Еще один вопрос, относящийся к «дипломатическому аспекту», который задают очень часто: переводить ли (и с какой степенью эмоциональности) грубые и провокационные высказывания? Ответ не так прост, как может показаться (дескать, переводи как сказано). По своему опыту могу сказать, что, даже когда на 100% уверен, что провокационность осознанна и преднамеренна, почти автоматически у переводчика включается «механизм смягчения». Перевод – это скорее «субтитры», чем «дубляж», и некоторая степень эмоциональной нейтрализации неизбежна. Некоторые коллеги советуют при этом переходить на высказывание в третьем лице («Он/г-н Х говорит, что ему наплевать на то, что вы думаете по этому поводу»).

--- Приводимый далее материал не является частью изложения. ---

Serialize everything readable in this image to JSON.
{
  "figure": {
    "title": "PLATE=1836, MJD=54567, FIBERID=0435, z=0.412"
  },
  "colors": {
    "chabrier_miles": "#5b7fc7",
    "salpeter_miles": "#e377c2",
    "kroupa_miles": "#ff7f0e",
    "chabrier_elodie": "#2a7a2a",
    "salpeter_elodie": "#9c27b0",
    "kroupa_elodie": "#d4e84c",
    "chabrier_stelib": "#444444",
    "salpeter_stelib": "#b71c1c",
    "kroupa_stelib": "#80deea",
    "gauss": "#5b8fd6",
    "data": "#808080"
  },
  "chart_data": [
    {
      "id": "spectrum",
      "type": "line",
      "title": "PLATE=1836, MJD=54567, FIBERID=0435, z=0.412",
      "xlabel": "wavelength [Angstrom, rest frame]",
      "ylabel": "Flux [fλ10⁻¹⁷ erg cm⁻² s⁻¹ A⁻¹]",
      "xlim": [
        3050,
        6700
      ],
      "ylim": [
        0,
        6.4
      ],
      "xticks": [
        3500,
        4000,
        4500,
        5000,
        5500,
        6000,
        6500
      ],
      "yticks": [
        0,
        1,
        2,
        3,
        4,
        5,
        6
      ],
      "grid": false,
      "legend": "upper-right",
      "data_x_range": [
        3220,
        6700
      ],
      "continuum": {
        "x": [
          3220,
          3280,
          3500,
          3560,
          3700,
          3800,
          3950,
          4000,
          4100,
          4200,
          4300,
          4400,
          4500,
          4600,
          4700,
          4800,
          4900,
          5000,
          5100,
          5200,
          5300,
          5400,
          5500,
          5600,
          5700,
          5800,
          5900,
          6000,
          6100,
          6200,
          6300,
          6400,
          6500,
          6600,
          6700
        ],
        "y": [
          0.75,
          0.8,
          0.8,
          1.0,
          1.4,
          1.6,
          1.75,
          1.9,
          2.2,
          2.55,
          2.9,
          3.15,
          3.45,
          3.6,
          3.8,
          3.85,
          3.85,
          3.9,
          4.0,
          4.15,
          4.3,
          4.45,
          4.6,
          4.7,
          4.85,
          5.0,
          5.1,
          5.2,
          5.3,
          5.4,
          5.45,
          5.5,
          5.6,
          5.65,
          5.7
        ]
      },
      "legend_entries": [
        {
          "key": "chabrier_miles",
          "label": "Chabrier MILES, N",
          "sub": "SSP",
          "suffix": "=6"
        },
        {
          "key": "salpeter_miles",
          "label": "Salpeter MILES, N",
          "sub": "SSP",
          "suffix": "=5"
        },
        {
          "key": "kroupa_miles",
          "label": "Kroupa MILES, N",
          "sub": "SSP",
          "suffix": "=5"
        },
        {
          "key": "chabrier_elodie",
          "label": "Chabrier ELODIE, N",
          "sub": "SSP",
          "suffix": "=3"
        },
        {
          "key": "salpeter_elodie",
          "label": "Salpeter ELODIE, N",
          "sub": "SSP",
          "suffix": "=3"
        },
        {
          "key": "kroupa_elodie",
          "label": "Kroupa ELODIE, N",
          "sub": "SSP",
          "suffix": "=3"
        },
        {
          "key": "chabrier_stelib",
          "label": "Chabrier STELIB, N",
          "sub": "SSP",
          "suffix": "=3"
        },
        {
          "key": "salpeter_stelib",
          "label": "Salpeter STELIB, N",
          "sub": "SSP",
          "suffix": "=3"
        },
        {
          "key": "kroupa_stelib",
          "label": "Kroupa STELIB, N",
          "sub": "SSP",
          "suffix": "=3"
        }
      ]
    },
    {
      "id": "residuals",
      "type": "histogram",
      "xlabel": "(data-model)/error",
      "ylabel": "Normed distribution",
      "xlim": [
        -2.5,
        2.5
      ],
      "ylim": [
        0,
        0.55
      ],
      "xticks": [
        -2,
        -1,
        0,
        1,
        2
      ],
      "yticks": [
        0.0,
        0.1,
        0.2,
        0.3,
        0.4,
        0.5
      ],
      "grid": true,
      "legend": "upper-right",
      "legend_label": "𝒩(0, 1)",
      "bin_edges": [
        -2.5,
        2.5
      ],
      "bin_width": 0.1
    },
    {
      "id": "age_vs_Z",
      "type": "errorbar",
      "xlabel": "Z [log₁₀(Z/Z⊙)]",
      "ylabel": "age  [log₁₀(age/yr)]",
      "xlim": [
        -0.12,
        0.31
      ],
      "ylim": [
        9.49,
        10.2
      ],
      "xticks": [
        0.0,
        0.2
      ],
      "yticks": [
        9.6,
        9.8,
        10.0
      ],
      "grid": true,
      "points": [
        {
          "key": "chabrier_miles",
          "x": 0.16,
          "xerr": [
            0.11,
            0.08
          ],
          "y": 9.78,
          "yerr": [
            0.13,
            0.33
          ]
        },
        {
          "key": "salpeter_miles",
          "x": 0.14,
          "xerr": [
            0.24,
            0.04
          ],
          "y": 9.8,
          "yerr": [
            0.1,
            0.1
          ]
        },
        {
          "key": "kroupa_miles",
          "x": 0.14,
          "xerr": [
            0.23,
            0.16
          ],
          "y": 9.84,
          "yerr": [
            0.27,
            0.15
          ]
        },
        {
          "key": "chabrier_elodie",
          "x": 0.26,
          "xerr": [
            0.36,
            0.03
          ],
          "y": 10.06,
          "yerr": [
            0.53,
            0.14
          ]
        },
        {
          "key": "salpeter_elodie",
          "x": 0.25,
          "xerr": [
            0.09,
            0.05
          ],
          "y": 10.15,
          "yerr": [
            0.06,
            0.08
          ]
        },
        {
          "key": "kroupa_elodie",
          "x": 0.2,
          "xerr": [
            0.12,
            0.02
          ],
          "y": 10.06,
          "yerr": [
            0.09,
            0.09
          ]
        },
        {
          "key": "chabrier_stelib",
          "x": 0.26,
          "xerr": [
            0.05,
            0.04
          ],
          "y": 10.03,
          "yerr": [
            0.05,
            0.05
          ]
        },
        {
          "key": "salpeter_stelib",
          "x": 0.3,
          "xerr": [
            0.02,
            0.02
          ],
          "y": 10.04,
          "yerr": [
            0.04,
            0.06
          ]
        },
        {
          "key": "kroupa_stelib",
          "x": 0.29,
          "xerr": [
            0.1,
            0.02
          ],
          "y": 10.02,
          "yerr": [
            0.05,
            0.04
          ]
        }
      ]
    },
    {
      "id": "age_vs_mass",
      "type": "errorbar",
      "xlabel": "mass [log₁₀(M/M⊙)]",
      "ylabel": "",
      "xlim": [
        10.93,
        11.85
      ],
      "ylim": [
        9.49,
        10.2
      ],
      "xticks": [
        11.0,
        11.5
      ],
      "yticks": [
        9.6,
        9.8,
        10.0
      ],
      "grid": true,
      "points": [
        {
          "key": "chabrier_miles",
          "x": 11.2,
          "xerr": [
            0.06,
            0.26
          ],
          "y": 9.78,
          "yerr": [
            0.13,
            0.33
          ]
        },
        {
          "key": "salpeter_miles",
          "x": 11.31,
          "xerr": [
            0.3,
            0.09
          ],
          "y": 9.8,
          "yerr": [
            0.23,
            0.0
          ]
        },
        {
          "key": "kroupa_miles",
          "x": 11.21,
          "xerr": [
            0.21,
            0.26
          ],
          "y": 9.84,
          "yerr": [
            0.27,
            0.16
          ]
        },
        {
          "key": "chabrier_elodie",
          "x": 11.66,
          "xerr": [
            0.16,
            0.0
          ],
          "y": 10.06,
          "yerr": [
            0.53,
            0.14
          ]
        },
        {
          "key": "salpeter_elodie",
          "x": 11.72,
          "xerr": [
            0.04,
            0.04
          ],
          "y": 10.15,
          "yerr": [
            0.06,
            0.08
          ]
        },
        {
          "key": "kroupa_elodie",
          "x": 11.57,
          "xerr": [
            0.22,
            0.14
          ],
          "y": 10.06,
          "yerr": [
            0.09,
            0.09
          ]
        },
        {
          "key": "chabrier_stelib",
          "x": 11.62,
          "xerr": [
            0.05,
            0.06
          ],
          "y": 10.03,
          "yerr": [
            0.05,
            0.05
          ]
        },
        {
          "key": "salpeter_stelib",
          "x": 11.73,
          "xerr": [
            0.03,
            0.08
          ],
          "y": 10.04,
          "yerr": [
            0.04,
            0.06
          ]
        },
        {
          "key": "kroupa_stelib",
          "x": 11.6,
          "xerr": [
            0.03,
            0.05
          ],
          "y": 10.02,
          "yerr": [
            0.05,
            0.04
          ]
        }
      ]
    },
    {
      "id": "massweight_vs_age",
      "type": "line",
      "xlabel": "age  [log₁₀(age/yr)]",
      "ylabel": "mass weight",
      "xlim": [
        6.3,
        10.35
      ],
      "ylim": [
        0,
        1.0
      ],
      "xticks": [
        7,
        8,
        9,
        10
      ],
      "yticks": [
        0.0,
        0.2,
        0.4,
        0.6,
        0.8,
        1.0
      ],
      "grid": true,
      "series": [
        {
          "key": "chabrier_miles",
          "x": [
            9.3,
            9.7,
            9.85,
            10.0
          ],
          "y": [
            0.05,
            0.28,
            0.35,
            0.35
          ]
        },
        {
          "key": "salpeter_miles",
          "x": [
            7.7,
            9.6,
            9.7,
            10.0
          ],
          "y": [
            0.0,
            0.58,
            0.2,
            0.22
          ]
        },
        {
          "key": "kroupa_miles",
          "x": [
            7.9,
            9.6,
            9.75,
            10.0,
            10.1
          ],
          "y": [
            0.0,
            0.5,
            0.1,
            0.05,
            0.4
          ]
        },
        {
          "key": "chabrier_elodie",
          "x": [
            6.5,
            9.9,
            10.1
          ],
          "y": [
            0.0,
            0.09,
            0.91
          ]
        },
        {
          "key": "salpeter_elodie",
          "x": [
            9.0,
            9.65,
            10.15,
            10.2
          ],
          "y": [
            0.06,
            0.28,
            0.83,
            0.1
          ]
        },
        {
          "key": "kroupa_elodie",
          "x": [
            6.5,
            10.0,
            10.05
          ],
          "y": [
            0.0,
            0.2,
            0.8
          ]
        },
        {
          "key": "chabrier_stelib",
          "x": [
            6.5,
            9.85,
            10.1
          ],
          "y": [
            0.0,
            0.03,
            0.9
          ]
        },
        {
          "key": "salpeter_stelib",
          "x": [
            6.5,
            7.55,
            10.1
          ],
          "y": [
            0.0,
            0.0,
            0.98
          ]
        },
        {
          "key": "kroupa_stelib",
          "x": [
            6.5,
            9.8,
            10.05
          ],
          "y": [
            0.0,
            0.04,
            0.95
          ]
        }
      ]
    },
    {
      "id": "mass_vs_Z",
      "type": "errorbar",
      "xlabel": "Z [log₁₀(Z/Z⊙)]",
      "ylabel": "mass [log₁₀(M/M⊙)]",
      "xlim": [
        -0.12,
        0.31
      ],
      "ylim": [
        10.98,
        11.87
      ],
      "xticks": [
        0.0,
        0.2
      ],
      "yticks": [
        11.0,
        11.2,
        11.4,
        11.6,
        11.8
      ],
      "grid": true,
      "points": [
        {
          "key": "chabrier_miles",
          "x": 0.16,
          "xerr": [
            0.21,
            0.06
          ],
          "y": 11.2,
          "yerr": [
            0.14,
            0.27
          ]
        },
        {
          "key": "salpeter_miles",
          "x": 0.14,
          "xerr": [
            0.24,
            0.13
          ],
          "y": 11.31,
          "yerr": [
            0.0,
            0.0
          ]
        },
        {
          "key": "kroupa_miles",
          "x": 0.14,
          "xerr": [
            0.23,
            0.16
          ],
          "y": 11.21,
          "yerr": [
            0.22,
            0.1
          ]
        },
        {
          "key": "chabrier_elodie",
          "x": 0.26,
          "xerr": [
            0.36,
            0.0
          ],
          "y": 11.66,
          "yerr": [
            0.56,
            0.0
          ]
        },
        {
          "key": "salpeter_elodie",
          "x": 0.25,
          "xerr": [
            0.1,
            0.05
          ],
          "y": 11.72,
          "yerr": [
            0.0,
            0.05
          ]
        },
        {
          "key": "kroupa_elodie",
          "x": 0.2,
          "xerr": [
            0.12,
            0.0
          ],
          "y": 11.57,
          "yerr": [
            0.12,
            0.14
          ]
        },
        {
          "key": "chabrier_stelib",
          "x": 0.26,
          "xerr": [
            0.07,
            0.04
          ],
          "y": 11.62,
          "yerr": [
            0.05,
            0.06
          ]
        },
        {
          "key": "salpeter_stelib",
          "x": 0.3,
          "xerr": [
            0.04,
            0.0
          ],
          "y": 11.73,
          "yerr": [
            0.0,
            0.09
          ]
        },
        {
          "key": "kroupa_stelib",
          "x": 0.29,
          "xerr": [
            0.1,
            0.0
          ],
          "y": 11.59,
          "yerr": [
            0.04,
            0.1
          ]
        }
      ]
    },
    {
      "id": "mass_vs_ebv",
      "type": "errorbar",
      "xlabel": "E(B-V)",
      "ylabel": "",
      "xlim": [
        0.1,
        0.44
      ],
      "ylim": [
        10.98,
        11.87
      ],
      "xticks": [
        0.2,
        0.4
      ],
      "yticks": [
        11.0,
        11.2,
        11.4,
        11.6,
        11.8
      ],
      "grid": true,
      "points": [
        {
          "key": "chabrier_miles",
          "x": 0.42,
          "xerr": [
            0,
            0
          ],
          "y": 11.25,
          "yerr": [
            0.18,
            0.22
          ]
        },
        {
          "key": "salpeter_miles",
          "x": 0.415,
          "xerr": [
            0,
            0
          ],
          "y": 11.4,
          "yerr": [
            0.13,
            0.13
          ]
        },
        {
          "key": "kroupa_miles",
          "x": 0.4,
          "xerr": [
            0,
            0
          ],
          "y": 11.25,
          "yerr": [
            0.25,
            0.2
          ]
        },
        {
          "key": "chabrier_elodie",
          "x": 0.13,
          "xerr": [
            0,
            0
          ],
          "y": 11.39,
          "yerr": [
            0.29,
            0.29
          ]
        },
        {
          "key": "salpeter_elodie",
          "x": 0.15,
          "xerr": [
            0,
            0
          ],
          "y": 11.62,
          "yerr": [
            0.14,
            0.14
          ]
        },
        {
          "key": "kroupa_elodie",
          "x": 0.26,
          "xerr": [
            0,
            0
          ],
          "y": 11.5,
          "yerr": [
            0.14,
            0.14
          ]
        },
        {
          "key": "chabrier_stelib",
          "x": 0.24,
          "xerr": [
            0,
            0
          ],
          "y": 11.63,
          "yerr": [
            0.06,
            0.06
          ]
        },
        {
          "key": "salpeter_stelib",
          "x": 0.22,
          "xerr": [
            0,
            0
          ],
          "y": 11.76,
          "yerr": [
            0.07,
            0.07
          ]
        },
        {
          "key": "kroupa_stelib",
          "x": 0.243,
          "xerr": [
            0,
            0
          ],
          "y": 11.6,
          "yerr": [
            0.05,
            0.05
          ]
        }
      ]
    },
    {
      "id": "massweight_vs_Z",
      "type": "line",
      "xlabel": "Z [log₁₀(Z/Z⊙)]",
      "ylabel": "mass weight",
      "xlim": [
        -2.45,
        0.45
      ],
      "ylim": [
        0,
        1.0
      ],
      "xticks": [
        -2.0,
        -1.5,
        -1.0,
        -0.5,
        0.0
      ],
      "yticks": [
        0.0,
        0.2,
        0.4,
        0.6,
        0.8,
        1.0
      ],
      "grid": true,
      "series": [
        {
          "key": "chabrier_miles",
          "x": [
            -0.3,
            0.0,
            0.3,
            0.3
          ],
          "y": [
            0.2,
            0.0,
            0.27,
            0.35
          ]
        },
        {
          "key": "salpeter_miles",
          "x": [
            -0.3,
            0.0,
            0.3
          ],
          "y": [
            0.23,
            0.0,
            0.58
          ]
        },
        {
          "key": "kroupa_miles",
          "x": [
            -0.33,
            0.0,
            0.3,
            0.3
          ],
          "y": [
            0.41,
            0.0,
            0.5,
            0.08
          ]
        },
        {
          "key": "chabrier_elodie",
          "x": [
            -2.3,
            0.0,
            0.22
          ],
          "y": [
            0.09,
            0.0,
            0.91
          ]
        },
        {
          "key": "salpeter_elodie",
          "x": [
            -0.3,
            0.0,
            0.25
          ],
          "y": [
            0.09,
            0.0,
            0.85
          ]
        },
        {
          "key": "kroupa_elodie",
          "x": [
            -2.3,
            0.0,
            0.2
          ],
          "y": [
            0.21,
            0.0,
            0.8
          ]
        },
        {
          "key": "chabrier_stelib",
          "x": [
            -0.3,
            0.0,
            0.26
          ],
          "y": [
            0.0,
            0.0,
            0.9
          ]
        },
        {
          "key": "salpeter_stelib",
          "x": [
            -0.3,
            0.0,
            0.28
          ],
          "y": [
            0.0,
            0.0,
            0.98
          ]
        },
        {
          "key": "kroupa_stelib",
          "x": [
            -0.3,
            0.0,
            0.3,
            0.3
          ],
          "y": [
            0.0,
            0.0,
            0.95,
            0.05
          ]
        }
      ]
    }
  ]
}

Хотя перевод в третьем лице вообще говоря нежелателен, в данном случае он, пожалуй, предпочтителен. (Кстати, такой перевод может иногда быть приемлем и даже желателен в бытовых ситуациях, на протокольных мероприятиях, в разговорах о семье, детях и т.п.) Особую осторожность следует проявлять при переводе в ситуациях, когда по-русски допускаются высказывания, грубо указывающие на пол, расовую принадлежность или сексуальную ориентацию. Чаще всего говорящий просто не знает, что для большинства европейцев и американцев это втройне оскорбительно, поэтому смягчение в переводе вполне оправданно и даже необходимо.

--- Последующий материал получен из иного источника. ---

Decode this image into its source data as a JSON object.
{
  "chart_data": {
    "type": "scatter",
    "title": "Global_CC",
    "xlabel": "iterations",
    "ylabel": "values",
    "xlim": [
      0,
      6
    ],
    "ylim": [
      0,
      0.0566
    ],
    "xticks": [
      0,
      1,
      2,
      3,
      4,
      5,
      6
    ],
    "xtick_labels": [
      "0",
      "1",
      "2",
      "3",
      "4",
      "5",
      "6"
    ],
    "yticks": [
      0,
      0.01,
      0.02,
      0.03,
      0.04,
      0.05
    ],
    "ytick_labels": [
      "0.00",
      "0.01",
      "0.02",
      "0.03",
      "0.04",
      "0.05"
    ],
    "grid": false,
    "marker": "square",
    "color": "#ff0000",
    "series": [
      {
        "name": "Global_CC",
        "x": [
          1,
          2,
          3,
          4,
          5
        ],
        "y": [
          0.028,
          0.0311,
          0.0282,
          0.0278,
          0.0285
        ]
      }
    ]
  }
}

В той же плоскости – еще один часто задаваемый, особенно молодыми переводчиками, вопрос: переводить ли ненормативную лексику? Интересную дискуссию на этот счет можно найти в одном из номеров журнала «Мосты». Не буду ее здесь воспроизводить. Во-первых, вопрос относится не только к устному переводу, но и к письменному, а также к такому промежуточному виду, как киноперевод. Во-вторых, специфика этой проблемы в том, что она не только (и даже не столько) экстралингвистическая, сколько лингвистическая. Дело в том, что ненормативная лексика – разная в разных языках по частоте употребления, функциям, разнообразию и собственно «грязности». Русский мат в этом отношении даст сто очков вперед английским four letter words, и поэтому те, кто на каждый случай появления в английской речи слова fuck торопятся употребить русский «эквивалент», очень рискуют – причем без всякой необходимости.